The gaming trade show calendar is finally winding down for another year. With E3 and Gamescom firmly in the rear view mirror, we headed off to the land of the rising sun to Tokyo Game Show for one last ride.
Editor’s Note: For the sake of transparency, we’d like you to know that our writer did not attend the show in an official media capacity, but purely as a punter after winning a pass to the show’s business days in a raffle. Attending the show with a media badge would certainly yield a different experience. Consider this piece an example of what to expect should you wish to attend the show yourself in 2018! — David.
I will say that this was my first ever games trade show and I was overwhelmed, in a really good way. The whole Makuhari Messe convention centre was filled with booths by Japanese game giants like Capcom, Square Enix and Bandai Namco with plenty of demos, announcements and many, many, many cosplayers. Here’s what I learned from my first time at TGS!
1. Speak zero Japanese? Big problem.
TGS is definitely a show designed by the Japanese for the Japanese, so don’t hope for many people to speak a word of English. Though some staff here and there can help you out when necessary, the language barrier definitely didn’t help when I was making my rounds with my limited knowledge of Japanese and trying to figure out what special announcements they were making for various upcoming titles.
However, I did catch the announcement of Resident Evil 7’s free DLC called Not a Hero. This was mostly because it was a gameplay trailer and because their booth was pretty cool. I got to shoot ‘zombies’ with a nerf gun built to look like a replica from the games.
2. Monster Hunter is really, really big in Japan.
It’s so big that even on the TGS business days one had to come super early to even be able to attempt to score an appointment to try the demo and I believe it was the only demo with an appointment system. Other demos had lines. Lines are nice. At least I had a chance at demos with lines. Also, it was a big part of both Capcom and PlayStation booths and even on the business days there were crowds of people there just to watch the demo. One can practically feel the love the Japanese have for this game.
3. Don’t go expecting there to be plenty of swag.
Now this might just be a one-time thing, and it should be noted that TGS is the first games conference I’ve ever attended, but when I found out there was a separate hall for merch and ran over there, I was terribly disappointed. I can count the number of merch booths on one hand, including official TGS stuff. Sad to say I left TGS mostly empty handed. I say ‘mostly’ because the amount of random knick-knacks you get, especially hand-held fans, from booths. Soo many fans…
4. Game producers remember when they get beaten.

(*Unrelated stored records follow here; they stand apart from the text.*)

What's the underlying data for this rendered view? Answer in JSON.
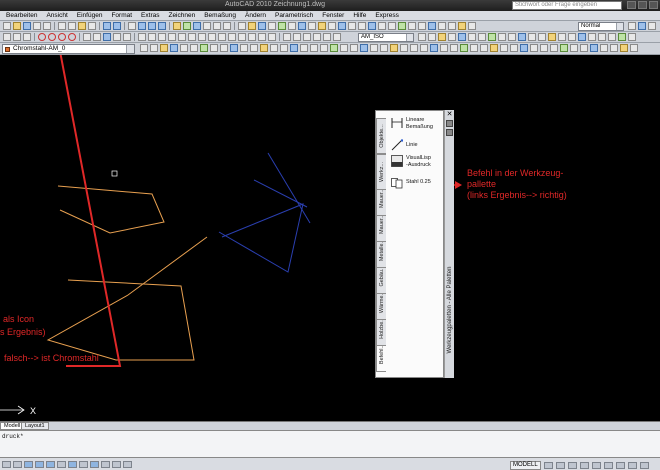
{
  "window": {
    "title": "AutoCAD 2010   Zeichnung1.dwg",
    "search_placeholder": "Stichwort oder Frage eingeben"
  },
  "menu": [
    "Bearbeiten",
    "Ansicht",
    "Einfügen",
    "Format",
    "Extras",
    "Zeichnen",
    "Bemaßung",
    "Ändern",
    "Parametrisch",
    "Fenster",
    "Hilfe",
    "Express"
  ],
  "toolbar": {
    "layer_combo": "Chromstahl-AM_0",
    "dimstyle_combo": "AM_ISO",
    "textstyle_combo": "Normal"
  },
  "palette": {
    "tabs": [
      "Befehl...",
      "Holzbe...",
      "Wärme...",
      "Gebäu...",
      "Metalle...",
      "Mauer...",
      "Mauer...",
      "Werkz...",
      "Objekte..."
    ],
    "side_title": "Werkzeugpaletten - Alle Paletten",
    "tools": [
      {
        "label": "Lineare\nBemaßung",
        "icon": "linear-dimension-icon"
      },
      {
        "label": "Linie",
        "icon": "line-icon"
      },
      {
        "label": "VisualLisp\n-Ausdruck",
        "icon": "lisp-icon"
      },
      {
        "label": "Stahl 0.25",
        "icon": "layer-steel-icon"
      }
    ]
  },
  "annotations": {
    "right_lines": [
      "Befehl in der Werkzeug-",
      "pallette",
      "(links Ergebnis--> richtig)"
    ],
    "left_line1": "als Icon",
    "left_line2": "s Ergebnis)",
    "left_line3": "falsch--> ist Chromstahl"
  },
  "layout_tabs": [
    "Modell",
    "Layout1"
  ],
  "command_line": "druck*",
  "status": {
    "model": "MODELL"
  },
  "colors": {
    "annotation_red": "#e02828",
    "orange_lines": "#e8a050",
    "blue_lines": "#2a3fb0"
  }
}
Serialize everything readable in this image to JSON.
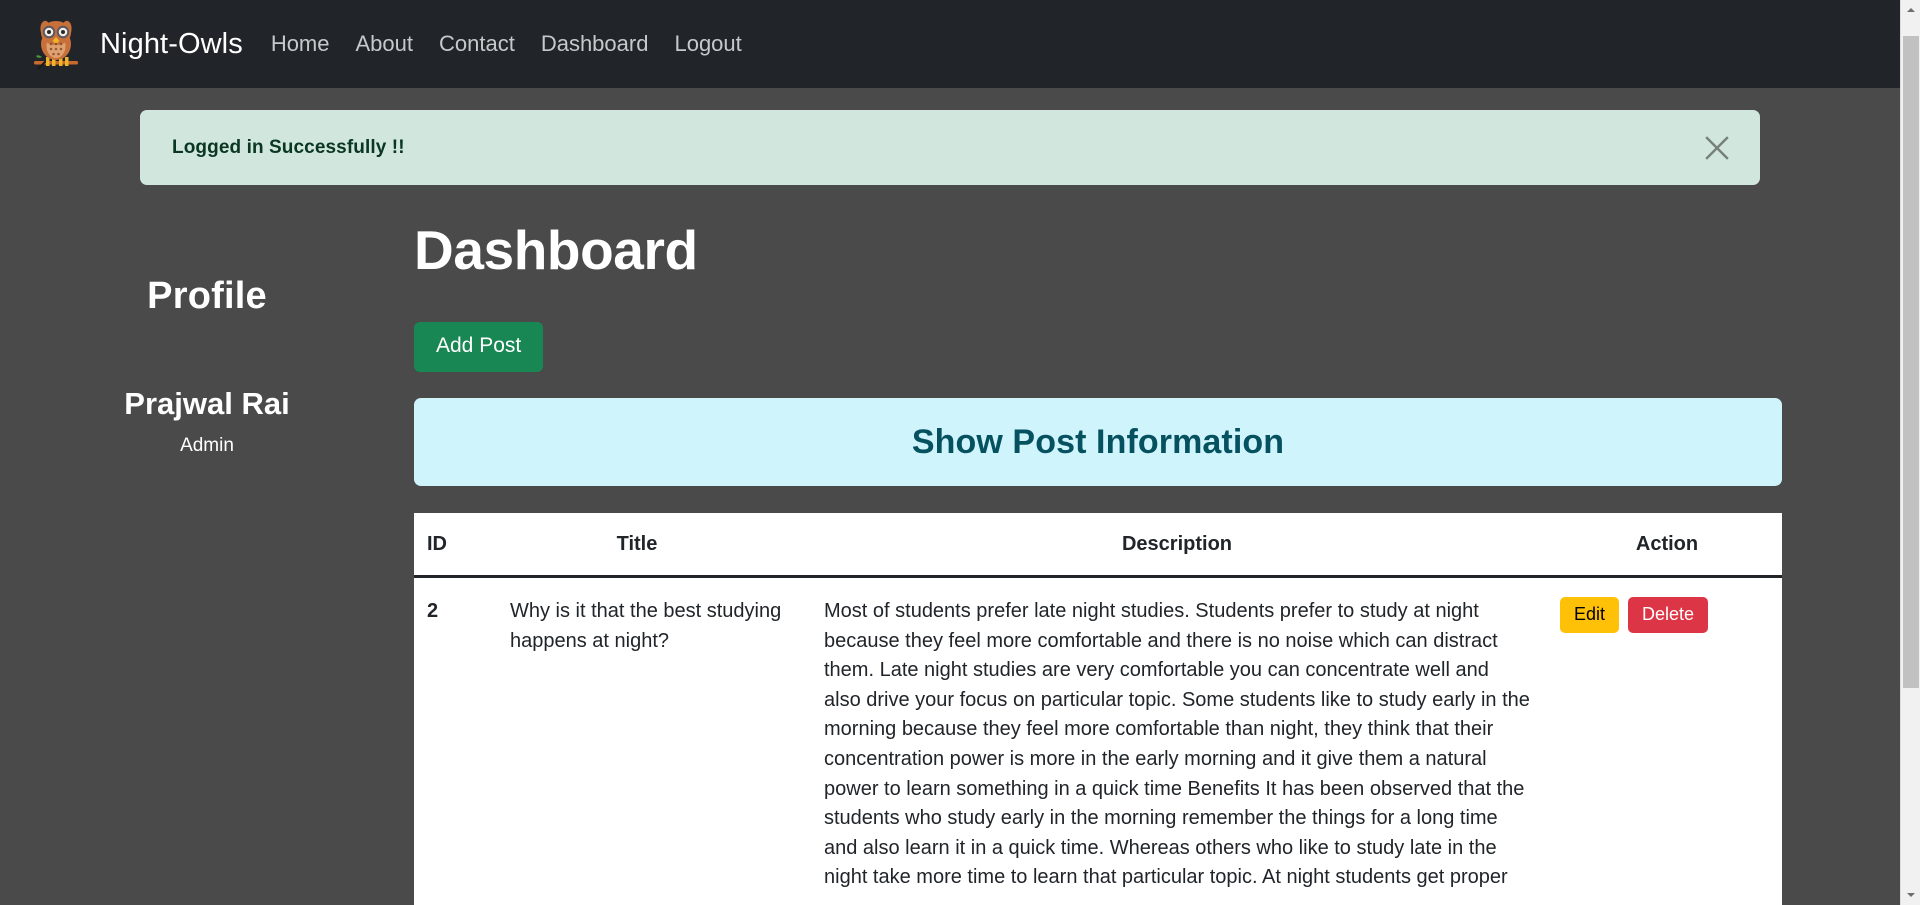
{
  "navbar": {
    "logo_icon": "owl-logo-icon",
    "brand": "Night-Owls",
    "links": [
      {
        "label": "Home"
      },
      {
        "label": "About"
      },
      {
        "label": "Contact"
      },
      {
        "label": "Dashboard"
      },
      {
        "label": "Logout"
      }
    ],
    "bg_color": "#212529"
  },
  "alert": {
    "message": "Logged in Successfully !!",
    "close_icon": "close-icon",
    "bg_color": "#d1e7dd",
    "text_color": "#0a3622"
  },
  "sidebar": {
    "title": "Profile",
    "user_name": "Prajwal Rai",
    "user_role": "Admin"
  },
  "main": {
    "page_title": "Dashboard",
    "add_post_label": "Add Post",
    "add_post_color": "#198754",
    "panel_heading": "Show Post Information",
    "panel_bg_color": "#cff4fc",
    "panel_text_color": "#055160"
  },
  "table": {
    "columns": [
      "ID",
      "Title",
      "Description",
      "Action"
    ],
    "rows": [
      {
        "id": "2",
        "title": "Why is it that the best studying happens at night?",
        "description": "Most of students prefer late night studies. Students prefer to study at night because they feel more comfortable and there is no noise which can distract them. Late night studies are very comfortable you can concentrate well and also drive your focus on particular topic. Some students like to study early in the morning because they feel more comfortable than night, they think that their concentration power is more in the early morning and it give them a natural power to learn something in a quick time Benefits It has been observed that the students who study early in the morning remember the things for a long time and also learn it in a quick time. Whereas others who like to study late in the night take more time to learn that particular topic. At night students get proper",
        "edit_label": "Edit",
        "delete_label": "Delete",
        "edit_color": "#ffc107",
        "delete_color": "#dc3545"
      }
    ]
  },
  "scrollbar": {
    "up_arrow_icon": "scroll-up-arrow-icon",
    "down_arrow_icon": "scroll-down-arrow-icon"
  }
}
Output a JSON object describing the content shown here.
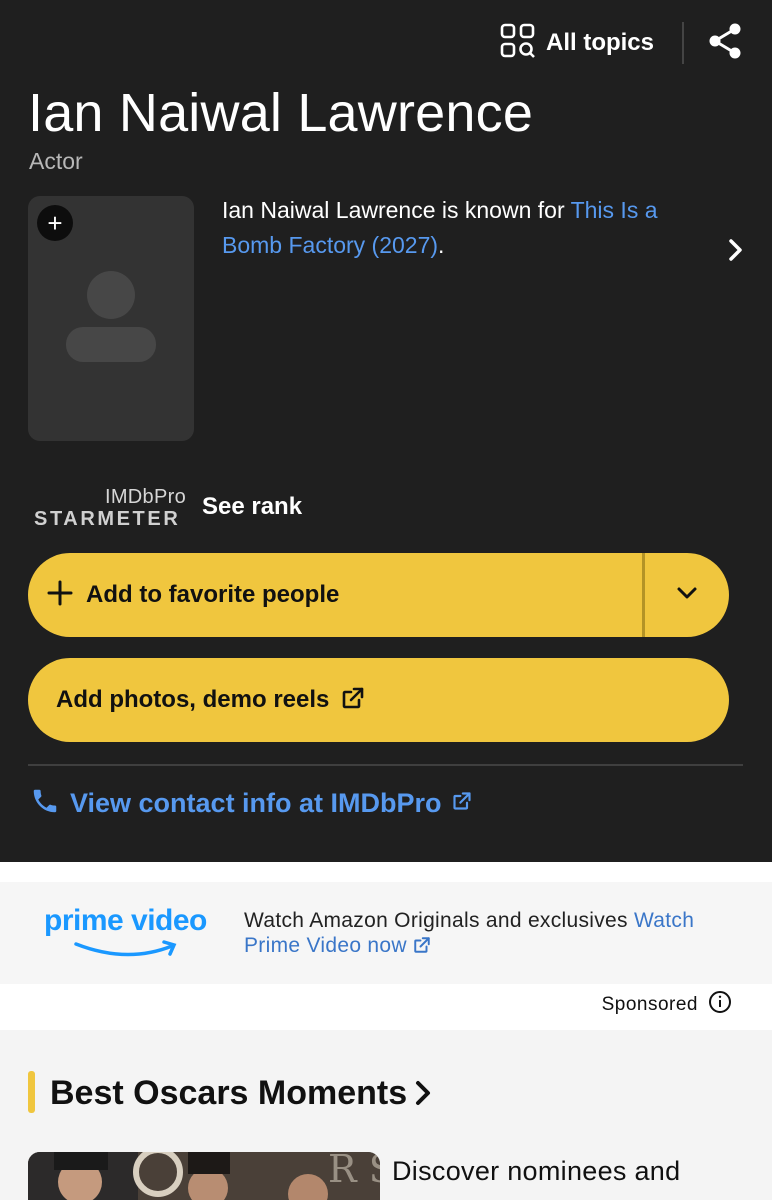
{
  "header": {
    "all_topics_label": "All topics"
  },
  "person": {
    "name": "Ian Naiwal Lawrence",
    "role": "Actor",
    "known_for_prefix": "Ian Naiwal Lawrence is known for ",
    "known_for_link": "This Is a Bomb Factory (2027)",
    "known_for_suffix": "."
  },
  "starmeter": {
    "brand_top": "IMDbPro",
    "brand_bottom": "STARMETER",
    "link": "See rank"
  },
  "actions": {
    "favorite_label": "Add to favorite people",
    "photos_label": "Add photos, demo reels",
    "contact_label": "View contact info at IMDbPro"
  },
  "ad": {
    "logo_text": "prime video",
    "text": "Watch Amazon Originals and exclusives ",
    "link": "Watch Prime Video now",
    "sponsored": "Sponsored"
  },
  "section": {
    "title": "Best Oscars Moments",
    "description": "Discover nominees and"
  },
  "colors": {
    "hero_bg": "#1f1f1f",
    "accent_yellow": "#f0c63e",
    "link_blue": "#5799ef",
    "prime_blue": "#1a98ff"
  },
  "icons": {
    "all_topics": "grid-search-icon",
    "share": "share-icon",
    "add_photo": "plus-icon",
    "chevron": "chevron-right-icon",
    "dropdown": "chevron-down-icon",
    "external": "external-link-icon",
    "phone": "phone-icon",
    "info": "info-icon"
  }
}
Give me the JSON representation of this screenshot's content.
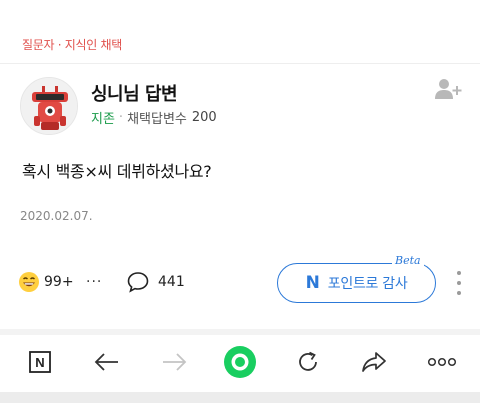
{
  "header": {
    "breadcrumb": "질문자 · 지식인 채택"
  },
  "answer": {
    "title": "싱니님 답변",
    "grade": "지존",
    "separator": "·",
    "stat_label": "채택답변수",
    "stat_value": "200"
  },
  "content": {
    "text": "혹시 백종×씨 데뷔하셨나요?",
    "date": "2020.02.07."
  },
  "actions": {
    "like_count": "99+",
    "more": "···",
    "comment_count": "441",
    "point_button_mark": "N",
    "point_button_label": "포인트로 감사",
    "beta_label": "Beta"
  },
  "icons": {
    "add_friend": "add-friend-icon",
    "like": "smile-emoji-icon",
    "comment": "speech-bubble-icon",
    "kebab": "vertical-dots-icon",
    "nav_home": "naver-n-icon",
    "back": "arrow-left-icon",
    "forward": "arrow-right-icon",
    "green_dot": "green-circle-icon",
    "reload": "reload-icon",
    "share": "share-icon",
    "more": "more-horizontal-icon"
  },
  "toolbar": {
    "home_letter": "N"
  },
  "colors": {
    "accent_red": "#e0514d",
    "accent_green": "#1a9b4a",
    "accent_blue": "#2c79d8",
    "green_button": "#19ce60"
  }
}
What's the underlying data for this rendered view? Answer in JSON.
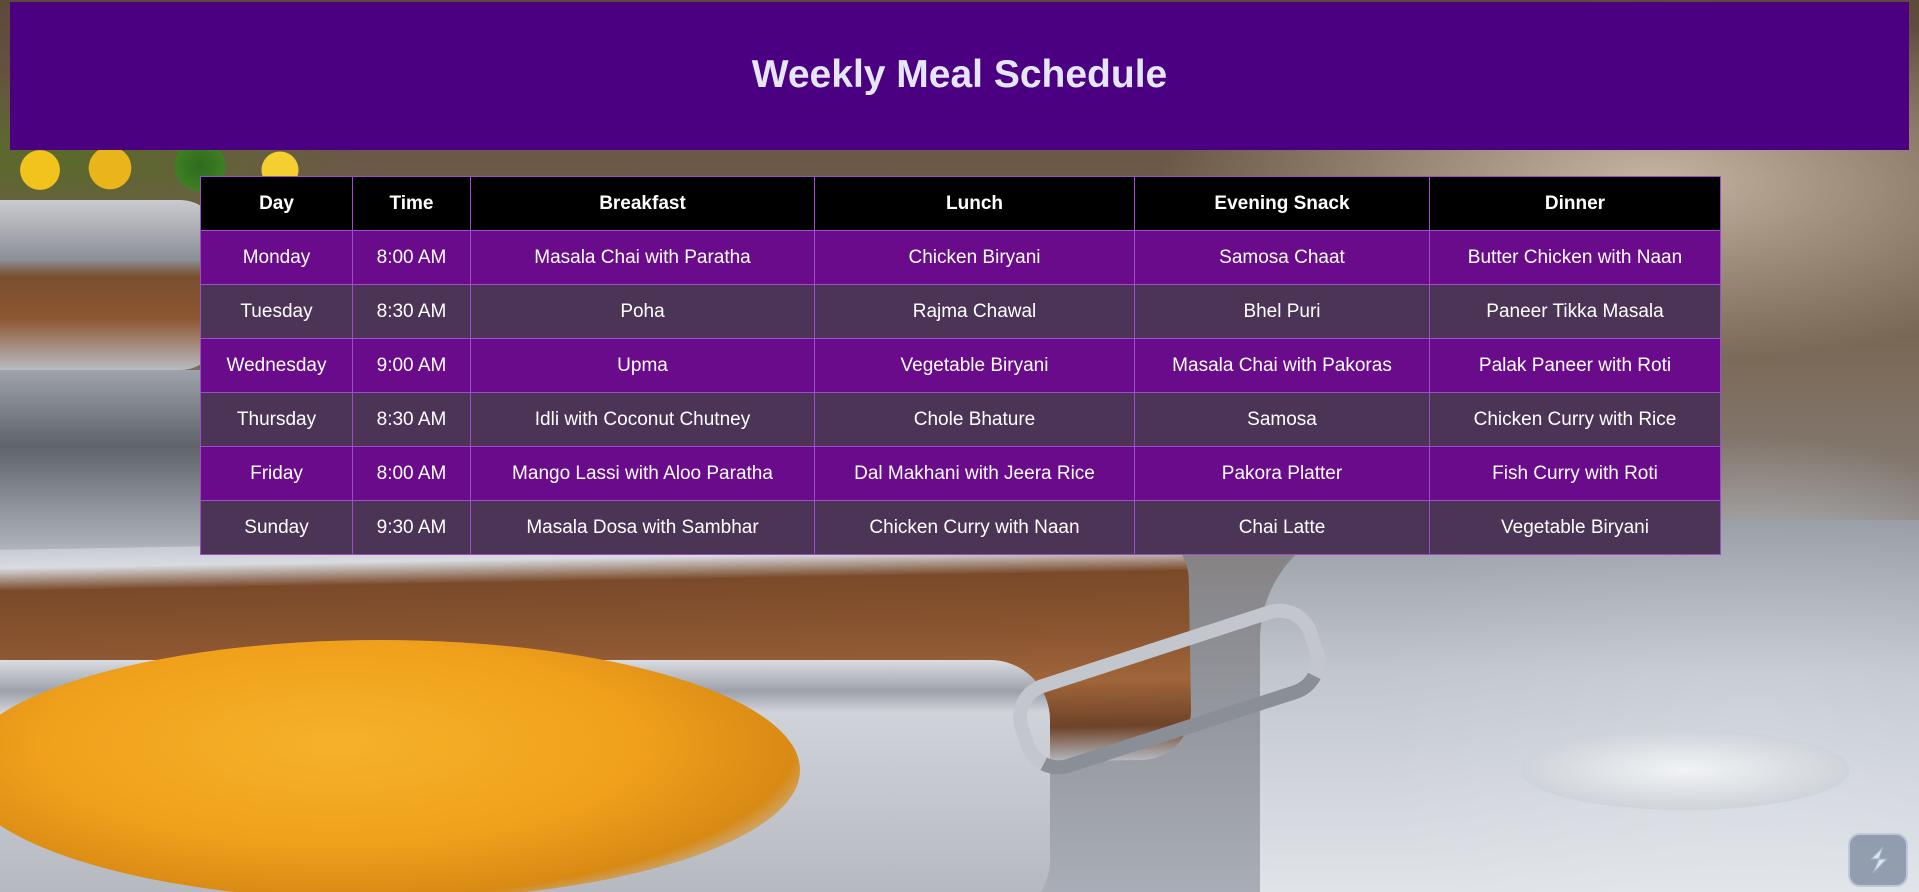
{
  "page": {
    "title": "Weekly Meal Schedule"
  },
  "colors": {
    "header_bg": "#4b0082",
    "title_text": "#e6e6fa",
    "table_header_bg": "#000000",
    "row_odd_bg": "#6a0b8c",
    "row_even_bg": "#4b3456",
    "border": "#9b4dcc"
  },
  "table": {
    "headers": [
      "Day",
      "Time",
      "Breakfast",
      "Lunch",
      "Evening Snack",
      "Dinner"
    ],
    "rows": [
      [
        "Monday",
        "8:00 AM",
        "Masala Chai with Paratha",
        "Chicken Biryani",
        "Samosa Chaat",
        "Butter Chicken with Naan"
      ],
      [
        "Tuesday",
        "8:30 AM",
        "Poha",
        "Rajma Chawal",
        "Bhel Puri",
        "Paneer Tikka Masala"
      ],
      [
        "Wednesday",
        "9:00 AM",
        "Upma",
        "Vegetable Biryani",
        "Masala Chai with Pakoras",
        "Palak Paneer with Roti"
      ],
      [
        "Thursday",
        "8:30 AM",
        "Idli with Coconut Chutney",
        "Chole Bhature",
        "Samosa",
        "Chicken Curry with Rice"
      ],
      [
        "Friday",
        "8:00 AM",
        "Mango Lassi with Aloo Paratha",
        "Dal Makhani with Jeera Rice",
        "Pakora Platter",
        "Fish Curry with Roti"
      ],
      [
        "Sunday",
        "9:30 AM",
        "Masala Dosa with Sambhar",
        "Chicken Curry with Naan",
        "Chai Latte",
        "Vegetable Biryani"
      ]
    ]
  },
  "widget": {
    "icon": "app-logo-icon"
  }
}
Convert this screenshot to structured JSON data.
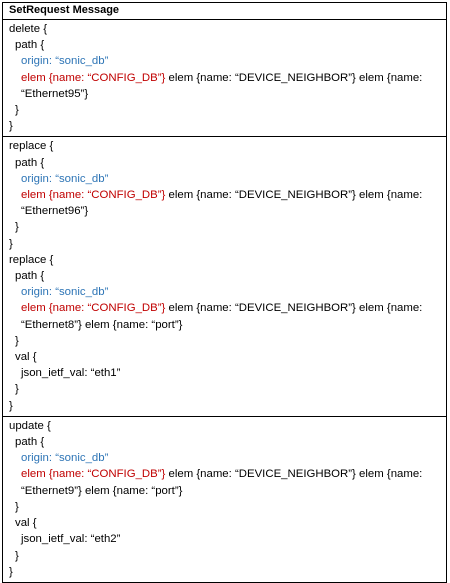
{
  "header": "SetRequest Message",
  "block1": {
    "l1": "delete {",
    "l2": "path {",
    "l3": "origin: “sonic_db”",
    "l4a": "elem {name: “CONFIG_DB”}",
    "l4b": " elem {name: “DEVICE_NEIGHBOR”} elem {name: “Ethernet95”}",
    "l5": "}",
    "l6": "}"
  },
  "block2": {
    "l1": "replace {",
    "l2": "path {",
    "l3": "origin: “sonic_db”",
    "l4a": "elem {name: “CONFIG_DB”}",
    "l4b": " elem {name: “DEVICE_NEIGHBOR”} elem {name: “Ethernet96”}",
    "l5": "}",
    "l6": "}",
    "l7": "replace {",
    "l8": "path {",
    "l9": "origin: “sonic_db”",
    "l10a": "elem {name: “CONFIG_DB”}",
    "l10b": " elem {name: “DEVICE_NEIGHBOR”} elem {name: “Ethernet8”} elem {name: “port”}",
    "l11": "}",
    "l12": "val {",
    "l13": "json_ietf_val: “eth1”",
    "l14": "}",
    "l15": "}"
  },
  "block3": {
    "l1": "update {",
    "l2": "path {",
    "l3": "origin: “sonic_db”",
    "l4a": "elem {name: “CONFIG_DB”}",
    "l4b": " elem {name: “DEVICE_NEIGHBOR”} elem {name: “Ethernet9”} elem {name: “port”}",
    "l5": "}",
    "l6": "val {",
    "l7": "json_ietf_val: “eth2”",
    "l8": "}",
    "l9": "}"
  }
}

So back at PSX17SEA I had a pretty sweet hands-on experience with the new Marvel vs Capcom Infinite playing against promotion producer Tomoaki Ayano. I knew that the DLC-only characters were being demoed at TGS, so I made a beeline to the booth as soon as I could and bumped into assistant producer Kansuke Sakurai who remembered me from that day. Coincidentally, Ayano-san was on duty for their live stream and Sakurai-san brought me over for a ‘revenge match’, where we played two rounds and I got to try some of the DLC characters. If you’re wondering, the current score is at 2-1, advantage moi. I’ll take a rematch any time you’re ready, Ayano-san.
5. E-sports shows are awesome.
I’ve never actually sat myself down to watch an e-sports game, live or streamed, so I was pretty curious about it once I got into TGS. I managed to catch the Playerunknown’s Battlegrounds e-sports session on the first day and it was so much fun. Everyone yelling in Japanese after getting sniped, but no hate so all in good fun! This year being the 30th anniversary of Street Fighter, there was also a Street Fighter V tourney on the last day of TGS with a prize of $10,000 to whomever can hadoken their way to victory. Even though all the commentary was in Japanese (note again point number one), it was possibly the best play through I’ve ever watched because it was in Japanese.